ADAC, Axel Springer, Continental: Digitale Transformation beginnt bei den Mitarbeitern
Mit großem Aufwand arbeiten Unternehmen in Deutschland an einer modernen Firmenkultur. Bei Konzernen wie ADAC, Axel Springer und Continental setzt sich zunehmend die Erkenntnis durch: Nur Mitarbeiter können die Kultur verändern -– und damit dem digitalen Wandel zum Erfolg verhelfen.
Menschen sind keine Hard- oder Software. Man kann sie nicht „ausrollen“.
Unternehmen investieren momentan viel Zeit, Personal und Geld in das „digitale Onboarding“ der Mitarbeiter. Obwohl der Aufwand keinen unmittelbaren Effekt auf den finanziellen Geschäftserfolg hat – hier werden weder ein neues Geschäftsmodell noch neue Produkte konzipiert – verfahren der ADAC, Axel Springer und Continental sowie andere deutsche Unternehmen wie Siemens oder Porsche inzwischen nach der Devise: Das Geheimnis des digitalen Erfolgs liegt nicht in der Technologie, es liegt in den Mitarbeitern. Ohne deren Bereitschaft, die Transformation bei Kultur, Lernverhalten und Arbeitsweisen mitzutragen, wird es schwer, eine Belegschaft „zu modernisieren“ und das Unternehmen für das digitale Zeitalter fit zu machen. Denn als Messgröße sind heute nicht mehr nur Umsatzzahlen relevant. Mindestens genauso wichtig sind Krankenstand, Kündigungen oder die Anzahl kompetenter Fachkräfte.
Wie es aussieht, wenn Unternehmen zusammen mit der Belegschaft die digitale Zukunft gestalten, haben der ADAC, die Axel Springer AG und die Continental AG auf dem Digital Workplace Summit 2018 von Communardo gezeigt. Die beschriebenen Strategie-Bausteine waren Ausschnitte aus dem jeweiligen Digitalplan der Konzerne. Die Ansätze sind ähnlich und doch agiert jede Unternehmen anders – ein Denkanstoß für Firmen, die doch am Anfang stehen.

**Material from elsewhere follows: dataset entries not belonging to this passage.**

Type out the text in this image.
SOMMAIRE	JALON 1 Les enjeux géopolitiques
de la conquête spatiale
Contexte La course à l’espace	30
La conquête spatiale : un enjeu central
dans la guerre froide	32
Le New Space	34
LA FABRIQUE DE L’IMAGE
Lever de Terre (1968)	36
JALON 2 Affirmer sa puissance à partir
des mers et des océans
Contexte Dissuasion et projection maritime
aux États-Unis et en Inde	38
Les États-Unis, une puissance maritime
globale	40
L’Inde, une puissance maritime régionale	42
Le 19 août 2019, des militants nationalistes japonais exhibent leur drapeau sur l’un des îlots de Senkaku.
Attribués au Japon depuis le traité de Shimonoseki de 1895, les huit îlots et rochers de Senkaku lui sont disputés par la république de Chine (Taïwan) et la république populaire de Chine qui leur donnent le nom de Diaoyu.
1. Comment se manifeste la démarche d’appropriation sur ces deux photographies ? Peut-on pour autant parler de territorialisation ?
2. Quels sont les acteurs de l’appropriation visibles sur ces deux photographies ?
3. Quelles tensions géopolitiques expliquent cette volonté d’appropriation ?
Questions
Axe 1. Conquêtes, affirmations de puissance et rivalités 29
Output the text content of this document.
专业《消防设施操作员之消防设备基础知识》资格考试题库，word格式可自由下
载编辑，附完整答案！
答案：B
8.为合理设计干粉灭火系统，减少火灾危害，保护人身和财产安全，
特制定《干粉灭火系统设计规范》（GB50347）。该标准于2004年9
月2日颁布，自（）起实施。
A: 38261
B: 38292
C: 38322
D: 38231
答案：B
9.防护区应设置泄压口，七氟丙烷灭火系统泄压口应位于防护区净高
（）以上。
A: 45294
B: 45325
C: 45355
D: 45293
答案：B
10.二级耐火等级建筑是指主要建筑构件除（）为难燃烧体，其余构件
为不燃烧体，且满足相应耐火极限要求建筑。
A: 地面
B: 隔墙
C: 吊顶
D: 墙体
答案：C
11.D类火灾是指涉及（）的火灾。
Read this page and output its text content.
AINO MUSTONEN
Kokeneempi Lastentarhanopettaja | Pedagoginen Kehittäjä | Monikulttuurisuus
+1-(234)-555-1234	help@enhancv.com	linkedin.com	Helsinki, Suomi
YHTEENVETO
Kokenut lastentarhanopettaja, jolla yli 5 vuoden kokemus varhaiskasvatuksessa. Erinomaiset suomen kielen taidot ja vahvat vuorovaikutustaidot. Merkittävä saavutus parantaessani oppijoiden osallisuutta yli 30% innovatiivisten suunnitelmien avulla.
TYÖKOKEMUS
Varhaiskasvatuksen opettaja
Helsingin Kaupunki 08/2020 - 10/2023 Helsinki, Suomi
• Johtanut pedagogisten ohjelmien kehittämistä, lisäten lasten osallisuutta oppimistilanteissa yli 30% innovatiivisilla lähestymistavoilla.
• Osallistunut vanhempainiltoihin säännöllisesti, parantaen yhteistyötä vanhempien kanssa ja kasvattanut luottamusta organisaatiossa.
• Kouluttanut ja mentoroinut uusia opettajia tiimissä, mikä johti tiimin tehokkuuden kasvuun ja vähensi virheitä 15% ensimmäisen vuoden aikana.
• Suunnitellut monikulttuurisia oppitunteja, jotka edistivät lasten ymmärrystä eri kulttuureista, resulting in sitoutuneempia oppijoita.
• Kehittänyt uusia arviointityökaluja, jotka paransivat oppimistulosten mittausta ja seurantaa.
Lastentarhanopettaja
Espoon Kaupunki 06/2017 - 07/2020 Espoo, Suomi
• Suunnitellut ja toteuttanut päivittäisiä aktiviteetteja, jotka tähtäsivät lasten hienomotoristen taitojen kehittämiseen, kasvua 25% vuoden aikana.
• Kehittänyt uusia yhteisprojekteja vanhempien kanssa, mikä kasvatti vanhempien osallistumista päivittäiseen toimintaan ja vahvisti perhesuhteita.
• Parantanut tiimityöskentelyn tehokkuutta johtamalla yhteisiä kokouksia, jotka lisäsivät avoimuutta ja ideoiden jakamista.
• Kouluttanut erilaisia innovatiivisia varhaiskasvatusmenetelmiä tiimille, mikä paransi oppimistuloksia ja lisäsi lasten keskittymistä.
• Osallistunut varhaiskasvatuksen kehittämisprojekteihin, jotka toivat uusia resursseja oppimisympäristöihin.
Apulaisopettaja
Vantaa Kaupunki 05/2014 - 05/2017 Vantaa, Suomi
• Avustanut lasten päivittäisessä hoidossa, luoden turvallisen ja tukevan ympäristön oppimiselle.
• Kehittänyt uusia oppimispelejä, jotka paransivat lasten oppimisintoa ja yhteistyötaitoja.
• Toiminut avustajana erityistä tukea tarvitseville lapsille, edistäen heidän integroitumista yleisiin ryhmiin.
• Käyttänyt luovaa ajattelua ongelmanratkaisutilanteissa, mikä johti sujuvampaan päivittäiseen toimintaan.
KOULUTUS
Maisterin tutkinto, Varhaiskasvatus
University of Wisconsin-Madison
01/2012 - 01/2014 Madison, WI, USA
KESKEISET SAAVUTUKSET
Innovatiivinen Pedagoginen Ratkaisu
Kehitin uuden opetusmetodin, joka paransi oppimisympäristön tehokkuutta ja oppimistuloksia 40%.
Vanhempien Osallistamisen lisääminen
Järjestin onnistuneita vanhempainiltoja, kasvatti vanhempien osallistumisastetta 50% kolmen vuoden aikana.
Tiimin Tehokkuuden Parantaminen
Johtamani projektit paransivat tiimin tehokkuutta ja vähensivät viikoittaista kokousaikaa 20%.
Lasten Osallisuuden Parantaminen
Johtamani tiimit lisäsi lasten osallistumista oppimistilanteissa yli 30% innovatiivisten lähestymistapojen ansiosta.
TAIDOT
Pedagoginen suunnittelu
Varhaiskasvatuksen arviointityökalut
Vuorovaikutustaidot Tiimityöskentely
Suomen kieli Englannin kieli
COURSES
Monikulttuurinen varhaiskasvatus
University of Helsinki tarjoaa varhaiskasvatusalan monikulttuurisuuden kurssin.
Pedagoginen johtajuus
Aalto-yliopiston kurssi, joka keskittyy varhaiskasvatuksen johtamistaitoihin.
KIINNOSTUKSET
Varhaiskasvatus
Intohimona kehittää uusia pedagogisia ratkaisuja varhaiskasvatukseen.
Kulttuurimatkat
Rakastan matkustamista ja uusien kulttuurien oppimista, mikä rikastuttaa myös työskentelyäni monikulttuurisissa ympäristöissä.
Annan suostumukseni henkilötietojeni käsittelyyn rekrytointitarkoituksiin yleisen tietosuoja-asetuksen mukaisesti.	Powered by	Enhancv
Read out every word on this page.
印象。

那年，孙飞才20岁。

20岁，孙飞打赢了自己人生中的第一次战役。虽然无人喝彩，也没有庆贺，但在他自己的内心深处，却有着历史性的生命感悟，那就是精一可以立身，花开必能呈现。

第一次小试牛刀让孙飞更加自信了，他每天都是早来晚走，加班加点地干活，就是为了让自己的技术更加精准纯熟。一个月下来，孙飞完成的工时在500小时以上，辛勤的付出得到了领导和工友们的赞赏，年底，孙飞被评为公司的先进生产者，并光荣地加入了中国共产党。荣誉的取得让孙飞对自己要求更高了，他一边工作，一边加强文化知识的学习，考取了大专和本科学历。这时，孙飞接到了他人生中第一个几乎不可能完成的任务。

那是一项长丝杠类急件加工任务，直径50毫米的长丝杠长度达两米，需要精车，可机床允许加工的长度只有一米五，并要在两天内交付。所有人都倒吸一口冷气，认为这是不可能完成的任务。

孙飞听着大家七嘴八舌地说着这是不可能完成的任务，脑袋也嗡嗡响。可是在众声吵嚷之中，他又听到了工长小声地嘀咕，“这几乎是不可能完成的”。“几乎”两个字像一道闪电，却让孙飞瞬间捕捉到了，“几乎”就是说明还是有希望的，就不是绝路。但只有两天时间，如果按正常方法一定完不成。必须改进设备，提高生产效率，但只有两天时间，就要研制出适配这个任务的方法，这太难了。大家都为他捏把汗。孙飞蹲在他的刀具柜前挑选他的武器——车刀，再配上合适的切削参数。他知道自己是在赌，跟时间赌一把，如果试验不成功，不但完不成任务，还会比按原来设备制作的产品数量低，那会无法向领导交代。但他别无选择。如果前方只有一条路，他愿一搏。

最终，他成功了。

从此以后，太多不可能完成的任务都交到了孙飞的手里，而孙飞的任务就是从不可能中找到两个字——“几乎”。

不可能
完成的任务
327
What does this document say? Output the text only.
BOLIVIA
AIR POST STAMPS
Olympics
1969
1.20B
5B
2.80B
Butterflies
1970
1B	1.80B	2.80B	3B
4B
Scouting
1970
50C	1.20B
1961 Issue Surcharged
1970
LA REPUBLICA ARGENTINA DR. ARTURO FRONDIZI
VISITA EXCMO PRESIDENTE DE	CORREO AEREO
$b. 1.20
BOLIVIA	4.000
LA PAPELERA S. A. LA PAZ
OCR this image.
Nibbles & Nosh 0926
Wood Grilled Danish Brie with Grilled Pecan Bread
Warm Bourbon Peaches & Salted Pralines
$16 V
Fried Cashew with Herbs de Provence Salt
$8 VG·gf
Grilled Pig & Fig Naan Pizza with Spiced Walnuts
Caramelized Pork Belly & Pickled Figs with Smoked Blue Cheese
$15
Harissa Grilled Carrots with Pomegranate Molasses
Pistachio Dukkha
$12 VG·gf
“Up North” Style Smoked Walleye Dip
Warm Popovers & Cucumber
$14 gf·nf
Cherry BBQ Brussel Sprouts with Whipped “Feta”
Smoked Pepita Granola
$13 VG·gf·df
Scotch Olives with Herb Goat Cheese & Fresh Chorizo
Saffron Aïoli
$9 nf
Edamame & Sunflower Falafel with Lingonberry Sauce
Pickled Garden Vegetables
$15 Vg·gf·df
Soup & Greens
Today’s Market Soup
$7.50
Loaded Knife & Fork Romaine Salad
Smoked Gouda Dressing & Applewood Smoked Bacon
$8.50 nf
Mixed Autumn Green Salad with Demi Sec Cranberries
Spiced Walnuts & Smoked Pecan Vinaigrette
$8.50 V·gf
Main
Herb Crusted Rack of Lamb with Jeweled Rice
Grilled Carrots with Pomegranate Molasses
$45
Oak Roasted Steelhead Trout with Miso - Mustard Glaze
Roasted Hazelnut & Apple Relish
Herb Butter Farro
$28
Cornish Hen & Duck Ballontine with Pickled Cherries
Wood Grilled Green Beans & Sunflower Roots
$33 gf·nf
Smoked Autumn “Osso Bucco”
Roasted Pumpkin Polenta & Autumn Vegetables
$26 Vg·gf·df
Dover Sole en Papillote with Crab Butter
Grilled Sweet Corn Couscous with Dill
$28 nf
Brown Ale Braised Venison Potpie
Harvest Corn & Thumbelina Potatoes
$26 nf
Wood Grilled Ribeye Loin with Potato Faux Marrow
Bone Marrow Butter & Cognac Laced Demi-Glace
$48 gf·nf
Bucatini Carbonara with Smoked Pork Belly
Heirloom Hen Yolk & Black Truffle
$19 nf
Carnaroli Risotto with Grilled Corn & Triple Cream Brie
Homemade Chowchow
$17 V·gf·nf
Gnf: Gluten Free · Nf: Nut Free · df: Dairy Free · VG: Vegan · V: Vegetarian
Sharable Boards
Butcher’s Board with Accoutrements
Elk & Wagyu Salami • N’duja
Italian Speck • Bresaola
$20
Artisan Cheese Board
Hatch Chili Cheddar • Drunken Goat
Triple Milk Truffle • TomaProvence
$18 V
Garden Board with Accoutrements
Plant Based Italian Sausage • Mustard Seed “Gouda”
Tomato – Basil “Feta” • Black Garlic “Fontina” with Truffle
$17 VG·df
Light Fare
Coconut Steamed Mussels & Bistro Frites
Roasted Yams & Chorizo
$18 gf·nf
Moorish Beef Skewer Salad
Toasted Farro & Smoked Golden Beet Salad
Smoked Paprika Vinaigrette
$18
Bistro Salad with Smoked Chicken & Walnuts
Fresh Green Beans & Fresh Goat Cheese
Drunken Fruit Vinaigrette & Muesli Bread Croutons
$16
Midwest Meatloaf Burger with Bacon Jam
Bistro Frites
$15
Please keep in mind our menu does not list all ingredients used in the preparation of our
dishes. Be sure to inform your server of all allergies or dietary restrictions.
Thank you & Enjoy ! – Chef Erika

Das neue Social Intranet bei Axel Springer
Beim Verlagshaus Axel Springer ist das Social Intranet ein wichtgier Dreh- und Angelpunkt für die NewWork-Kultur. „Move“ heißt die Initiative der Personalabteilung, die verschiedene Offline-Formate anbietet, von Expertenrunden über Netzwerk-Treffs bis zu interdisziplinären Teams, um Mitarbeiter zu vernetzen und sie anzuregen, sich auszutauschen. „Move Office“ macht das gleiche – nur online. Auf der Basis von Microsoft Office 365 hat die Personalabteilung in Zusammenarbeit mit IT-Kollegen ein auch mobil zugängliches Social Intranet gebaut, das Communities beherbergen, den Dialog fördern und Mitarbeiter das Unternehmen der Zukunft mitgestalten lassen soll.
Mehr gemeinsam, mehr Dialog, mehr Mitgestaltung, mehr Mobilität – wesentliche Bestandteile für die digitale Transformation, nicht nur bei Axel Springer. Jeder Geschäftsbereich verfügt etwa über eine eigene „Startseite“, die keinem Corporate Design folgt. Dort stellen sich die Abteilungen individuell vor: mal ist die Webseite eher textlastig, mal verspielt. Das Erscheinungsbild ist (abgesehen von einer „Netiquette“, einem Online-Knigge) frei gestaltbar, die Inhalte werden nicht kontrolliert. Die „Communication Sites“ sind die Tür zu einem anderen Team.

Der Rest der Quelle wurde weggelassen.